WolfusA wrote: $\frac{a^2+b^2+(2\lambda-1)ab}{a^2+b^2+ab}\ge\frac{1+2\lambda}{3}\iff (3-1-2\lambda)(a^2+b^2)+(6\lambda-3-1-2\lambda)ab\ge 0\iff 2(1-\lambda)(a^2+b^2-2ab)\ge 0\iff (1-\lambda)(a-b)^2\ge 0$ is true for all $a,b\in R_+\wedge \lambda\le 1$. Equality iff $\lambda =1\vee a=b$ Now $\sum_{i=1}^n\frac{x_{i}^{3}+\lambda x_{i+1}x_i( x_i+x_{i+1})}{x_{i}^{2}+x_{i}x_{i+1}+x_{i+1}^{2}}-\sum_{i=1}^n\frac{x_{i+1}^{3}+\lambda x_{i+1}x_i( x_i+x_{i+1})}{x_{i}^{2}+x_{i}x_{i+1}+x_{i+1}^{2}}=\sum_{i=1}^n(x_i-x_{i+1})=0$ where $x_{n+1}=x_1$ Hence $2\sum_{i=1}^n\frac{x_{i}^{3}+\lambda x_{i+1}x_i( x_i+x_{i+1})}{x_{i}^{2}+x_{i}x_{i+1}+x_{i+1}^{2}}=\sum_{i=1}^n\left(\frac{x_{i}^{3}+\lambda x_{i+1}x_i( x_i+x_{i+1})}{x_{i}^{2}+x_{i}x_{i+1}+x_{i+1}^{2}}+\frac{x_{i+1}^{3}+\lambda x_{i+1}x_i( x_i+x_{i+1})}{x_{i}^{2}+x_{i}x_{i+1}+x_{i+1}^{2}}\right)=\sum_{i=1}^n\frac{( x_i+x_{i+1})(x_i^2+(2\lambda-1)x_ix_{i+1}+x_{i+1}^3)}{x_{i}^{2}+x_{i}x_{i+1}+x_{i+1}^{2}}\ge \sum_{i=1}^n\frac{1+2\lambda}{3}( x_i+x_{i+1})=2\cdot \frac{1+2\lambda}{3}\cdot \sum_{i=1}^n x_i$ QED equality iff $\lambda=1\vee x_1=x_2=...=x_n$ Thanks.

$x,y,z>0$,prove \[\sqrt {{\frac {{x}^{3}}{2\,{y}^{2}-yz+2\,{z}^{2}}}}+\sqrt {{\frac {{y} ^{3}}{2\,{z}^{2}-xz+2\,{x}^{2}}}}+\sqrt {{\frac {{z}^{3}}{2\,{x}^{2}-x y+2\,{y}^{2}}}}\geq \sqrt {x+y+z} \]

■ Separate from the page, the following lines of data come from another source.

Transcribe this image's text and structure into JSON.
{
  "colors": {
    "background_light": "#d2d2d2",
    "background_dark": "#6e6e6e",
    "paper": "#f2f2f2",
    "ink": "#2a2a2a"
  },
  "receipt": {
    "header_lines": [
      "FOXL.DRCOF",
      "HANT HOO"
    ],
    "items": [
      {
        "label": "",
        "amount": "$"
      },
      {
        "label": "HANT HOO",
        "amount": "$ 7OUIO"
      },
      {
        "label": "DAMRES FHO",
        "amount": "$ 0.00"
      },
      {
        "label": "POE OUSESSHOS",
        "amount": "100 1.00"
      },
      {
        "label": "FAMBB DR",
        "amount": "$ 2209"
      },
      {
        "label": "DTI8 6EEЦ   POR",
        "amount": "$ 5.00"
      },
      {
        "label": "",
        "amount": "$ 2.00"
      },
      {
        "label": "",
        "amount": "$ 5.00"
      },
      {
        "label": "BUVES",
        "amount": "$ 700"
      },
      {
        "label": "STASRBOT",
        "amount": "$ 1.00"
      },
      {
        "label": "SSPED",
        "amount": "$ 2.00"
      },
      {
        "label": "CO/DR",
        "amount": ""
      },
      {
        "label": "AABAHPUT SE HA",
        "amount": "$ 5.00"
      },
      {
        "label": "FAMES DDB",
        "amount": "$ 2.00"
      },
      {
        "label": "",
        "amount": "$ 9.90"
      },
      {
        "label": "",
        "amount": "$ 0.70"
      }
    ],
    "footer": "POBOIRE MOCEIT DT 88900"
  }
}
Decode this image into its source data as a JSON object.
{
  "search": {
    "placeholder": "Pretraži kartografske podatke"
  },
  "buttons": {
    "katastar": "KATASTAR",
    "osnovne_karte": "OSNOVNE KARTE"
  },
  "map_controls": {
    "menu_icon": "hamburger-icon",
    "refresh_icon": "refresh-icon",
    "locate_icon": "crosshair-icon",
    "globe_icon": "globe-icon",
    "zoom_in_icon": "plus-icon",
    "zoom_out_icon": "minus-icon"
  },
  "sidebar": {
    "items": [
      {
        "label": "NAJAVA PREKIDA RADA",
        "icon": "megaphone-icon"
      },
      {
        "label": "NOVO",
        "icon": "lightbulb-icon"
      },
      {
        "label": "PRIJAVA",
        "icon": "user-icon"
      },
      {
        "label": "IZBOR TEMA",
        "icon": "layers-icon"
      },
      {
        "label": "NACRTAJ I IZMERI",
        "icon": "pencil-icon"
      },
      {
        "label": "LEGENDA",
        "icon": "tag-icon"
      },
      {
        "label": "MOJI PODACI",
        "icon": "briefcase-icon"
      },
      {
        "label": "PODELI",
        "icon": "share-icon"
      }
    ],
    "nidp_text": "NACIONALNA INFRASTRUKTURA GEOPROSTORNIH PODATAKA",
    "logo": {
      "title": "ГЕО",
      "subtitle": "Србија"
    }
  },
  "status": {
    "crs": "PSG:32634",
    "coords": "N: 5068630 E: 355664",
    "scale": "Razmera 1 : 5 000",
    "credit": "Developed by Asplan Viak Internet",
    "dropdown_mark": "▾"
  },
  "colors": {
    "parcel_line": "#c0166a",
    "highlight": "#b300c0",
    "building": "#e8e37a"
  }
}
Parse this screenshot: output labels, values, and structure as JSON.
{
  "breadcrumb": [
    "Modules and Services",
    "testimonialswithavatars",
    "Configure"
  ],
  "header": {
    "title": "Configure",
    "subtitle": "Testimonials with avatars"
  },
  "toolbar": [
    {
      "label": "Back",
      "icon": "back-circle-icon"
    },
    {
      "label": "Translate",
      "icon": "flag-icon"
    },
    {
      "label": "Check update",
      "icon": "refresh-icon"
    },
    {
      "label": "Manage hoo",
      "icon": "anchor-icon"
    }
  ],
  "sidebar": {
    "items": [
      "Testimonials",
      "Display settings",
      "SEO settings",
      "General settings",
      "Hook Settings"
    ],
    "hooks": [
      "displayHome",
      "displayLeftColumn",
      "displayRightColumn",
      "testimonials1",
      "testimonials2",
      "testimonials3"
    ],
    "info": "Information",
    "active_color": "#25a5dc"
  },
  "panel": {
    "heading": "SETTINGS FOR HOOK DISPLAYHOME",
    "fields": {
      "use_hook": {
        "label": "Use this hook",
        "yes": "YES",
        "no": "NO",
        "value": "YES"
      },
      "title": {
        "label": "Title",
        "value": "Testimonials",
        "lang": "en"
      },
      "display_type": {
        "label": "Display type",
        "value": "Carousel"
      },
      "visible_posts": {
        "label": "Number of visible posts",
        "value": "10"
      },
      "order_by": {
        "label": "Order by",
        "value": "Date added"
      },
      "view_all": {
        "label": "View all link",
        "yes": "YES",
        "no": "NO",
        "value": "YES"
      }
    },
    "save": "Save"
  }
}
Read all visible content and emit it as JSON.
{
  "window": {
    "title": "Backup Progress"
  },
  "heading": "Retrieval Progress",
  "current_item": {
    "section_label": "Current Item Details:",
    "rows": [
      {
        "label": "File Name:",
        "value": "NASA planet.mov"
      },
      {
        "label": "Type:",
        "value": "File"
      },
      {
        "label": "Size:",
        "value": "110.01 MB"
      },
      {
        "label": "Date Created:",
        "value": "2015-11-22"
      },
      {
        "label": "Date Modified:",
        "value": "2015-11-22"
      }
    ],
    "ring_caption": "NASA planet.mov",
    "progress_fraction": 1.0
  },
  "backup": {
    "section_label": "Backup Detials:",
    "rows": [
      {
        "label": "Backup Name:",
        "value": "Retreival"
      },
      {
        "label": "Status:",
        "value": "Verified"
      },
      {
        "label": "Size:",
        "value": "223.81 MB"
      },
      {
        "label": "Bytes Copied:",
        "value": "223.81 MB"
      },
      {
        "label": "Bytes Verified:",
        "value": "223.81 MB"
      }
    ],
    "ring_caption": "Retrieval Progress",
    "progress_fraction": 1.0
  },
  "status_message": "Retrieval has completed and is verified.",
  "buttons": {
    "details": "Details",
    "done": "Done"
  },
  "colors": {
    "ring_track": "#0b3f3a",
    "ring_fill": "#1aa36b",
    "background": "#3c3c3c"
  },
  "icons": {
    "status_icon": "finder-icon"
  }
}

N.T.TUAN wrote: If $x_{1}, x_{2}, . . . , x_{n}$ are positive numbers, prove the inequality $\frac{x_{1}^{3}}{x_{1}^{2}+x_{1}x_{2}+x_{2}^{2}}+\frac{x_{2}^{3}}{x_{2}^{2}+x_{2}x_{3}+x_{3}^{2}}+...+\frac{x_{n}^{3}}{x_{n}^{2}+x_{n}x_{1}+x_{1}^{2}}\geq\frac{x_{1}+x_{2}+...+x_{n}}{3}$. Just apply Jensen's inequality

arqady wrote: N.T.TUAN wrote: If $x_{1}, x_{2}, . . . , x_{n}$ are positive numbers, prove the inequality $\frac{x_{1}^{3}}{x_{1}^{2}+x_{1}x_{2}+x_{2}^{2}}+\frac{x_{2}^{3}}{x_{2}^{2}+x_{2}x_{3}+x_{3}^{2}}+...+\frac{x_{n}^{3}}{x_{n}^{2}+x_{n}x_{1}+x_{1}^{2}}\geq\frac{x_{1}+x_{2}+...+x_{n}}{3}$. My proof: for all positive $u$ and $v$ holds $\frac{u^{3}}{u^{2}+uv+v^{2}}\geq\frac{2u-v}{3}.$ Simple and wonderful.